Does this make him sound morbid? The dinner where nine of us talked and ate and drank our wine and laughed and listened, slightly sordid? It ought not to, because a livelier pen than mine could have caught the gleam and glitter of more than the Chablis, fine as it was, could have engendered.5
Thereafter, Jacques Barzun’s occasional correspondence and rare visits to the UK gave much pleasure. I can confirm the remarks of others, that his correspondence is exemplary: if one makes half a dozen points, all six receive enlightening comment.

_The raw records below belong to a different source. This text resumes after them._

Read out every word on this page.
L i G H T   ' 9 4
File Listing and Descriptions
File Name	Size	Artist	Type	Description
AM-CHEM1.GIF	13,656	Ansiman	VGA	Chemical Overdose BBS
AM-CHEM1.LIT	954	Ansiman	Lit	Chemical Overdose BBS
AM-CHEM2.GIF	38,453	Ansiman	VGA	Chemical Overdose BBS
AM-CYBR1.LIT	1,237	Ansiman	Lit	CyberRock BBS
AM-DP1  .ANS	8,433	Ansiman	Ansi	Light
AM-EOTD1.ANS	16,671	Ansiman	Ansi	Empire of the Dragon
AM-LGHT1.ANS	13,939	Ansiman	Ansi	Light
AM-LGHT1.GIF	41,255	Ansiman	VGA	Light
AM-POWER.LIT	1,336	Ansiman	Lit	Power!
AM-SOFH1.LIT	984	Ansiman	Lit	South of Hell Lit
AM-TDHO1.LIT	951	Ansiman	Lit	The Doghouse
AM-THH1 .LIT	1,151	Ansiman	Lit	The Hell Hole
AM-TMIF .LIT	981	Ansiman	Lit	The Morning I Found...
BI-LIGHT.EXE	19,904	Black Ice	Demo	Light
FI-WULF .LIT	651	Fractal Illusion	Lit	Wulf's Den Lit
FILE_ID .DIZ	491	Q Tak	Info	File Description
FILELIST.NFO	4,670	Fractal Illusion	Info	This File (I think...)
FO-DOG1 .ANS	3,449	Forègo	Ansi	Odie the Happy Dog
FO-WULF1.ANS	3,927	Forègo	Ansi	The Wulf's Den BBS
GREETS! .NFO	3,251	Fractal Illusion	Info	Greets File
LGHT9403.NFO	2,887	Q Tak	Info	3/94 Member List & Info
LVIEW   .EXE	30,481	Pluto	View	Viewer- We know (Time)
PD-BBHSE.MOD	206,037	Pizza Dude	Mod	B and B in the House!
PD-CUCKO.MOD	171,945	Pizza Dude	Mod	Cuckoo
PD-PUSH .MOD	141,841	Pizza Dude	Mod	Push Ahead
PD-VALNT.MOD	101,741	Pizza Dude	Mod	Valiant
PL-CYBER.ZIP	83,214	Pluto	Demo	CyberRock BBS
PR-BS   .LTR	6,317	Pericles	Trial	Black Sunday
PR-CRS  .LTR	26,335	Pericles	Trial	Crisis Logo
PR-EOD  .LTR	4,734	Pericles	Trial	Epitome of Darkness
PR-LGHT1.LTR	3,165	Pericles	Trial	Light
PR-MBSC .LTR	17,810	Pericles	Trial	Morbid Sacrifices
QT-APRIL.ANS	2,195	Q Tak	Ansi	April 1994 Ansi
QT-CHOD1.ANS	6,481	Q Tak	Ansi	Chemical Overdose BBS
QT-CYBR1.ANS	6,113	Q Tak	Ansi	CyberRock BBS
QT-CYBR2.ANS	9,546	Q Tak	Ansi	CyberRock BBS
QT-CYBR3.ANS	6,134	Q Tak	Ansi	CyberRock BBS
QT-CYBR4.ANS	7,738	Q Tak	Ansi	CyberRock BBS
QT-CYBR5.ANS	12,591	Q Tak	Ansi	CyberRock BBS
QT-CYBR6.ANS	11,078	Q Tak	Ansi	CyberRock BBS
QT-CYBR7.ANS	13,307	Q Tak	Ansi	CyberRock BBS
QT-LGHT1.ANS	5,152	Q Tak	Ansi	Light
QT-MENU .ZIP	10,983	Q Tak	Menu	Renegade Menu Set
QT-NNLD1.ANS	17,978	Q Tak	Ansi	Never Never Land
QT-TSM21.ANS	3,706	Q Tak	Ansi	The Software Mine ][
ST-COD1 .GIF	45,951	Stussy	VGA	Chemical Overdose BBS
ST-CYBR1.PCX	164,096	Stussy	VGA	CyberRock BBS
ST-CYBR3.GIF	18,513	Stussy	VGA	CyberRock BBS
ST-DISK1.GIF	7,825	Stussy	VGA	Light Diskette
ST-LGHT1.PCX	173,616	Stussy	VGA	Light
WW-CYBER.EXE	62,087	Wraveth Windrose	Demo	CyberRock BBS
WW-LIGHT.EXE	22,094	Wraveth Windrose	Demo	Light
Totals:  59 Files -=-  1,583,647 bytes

The happiest visit I recall was on 14th May 1964, when he kindly spoke to the assembled members at the British Institute of Recorded Sound (in its earliest home in Russell Square) at the end of a Society musical soirée, which included a first performance of the fragments from Les Francs Juges and other rarities, but that’s another story. Meanwhile, my very best wishes to him.
1 I vividly recall the deep impression made by Beecham’s performance, notably of heavenly choruses from high in the Usher Hall. At the end of it the audience applauded enthusiastically, and Beecham returned a number times with head erect, barely acknowledging the approbation: in those days a concert on the Sabbath, albeit with religious theme, might be disapproved; applause would have offended many Scots.
2 It seems that French Berlioz Festivals with no Berlioz were not uncommon: Bulletin No.6 cites a Radio Times choice of “Continental Programmes” on Medium Wave. It detailed a concert in Paris to celebrate the 150th Anniversary of the composer’s birth. The programme comprised works by Florent Schmitt, Saint-Saëns, Dukas, Debussy and Ravel.
3 In correspondence Jacques Barzun has sometimes modestly subscribed himself “Your do-nothing President”.
4 Lest anyone should forget the occasion, it is briefly described in Bulletin No 4, eight distinguished speakers discussed Berlioz and his position in music.
5 At that time some considered Societies for Dead Composers, especially for those less than 200 years dead, to be a morbid preoccupation.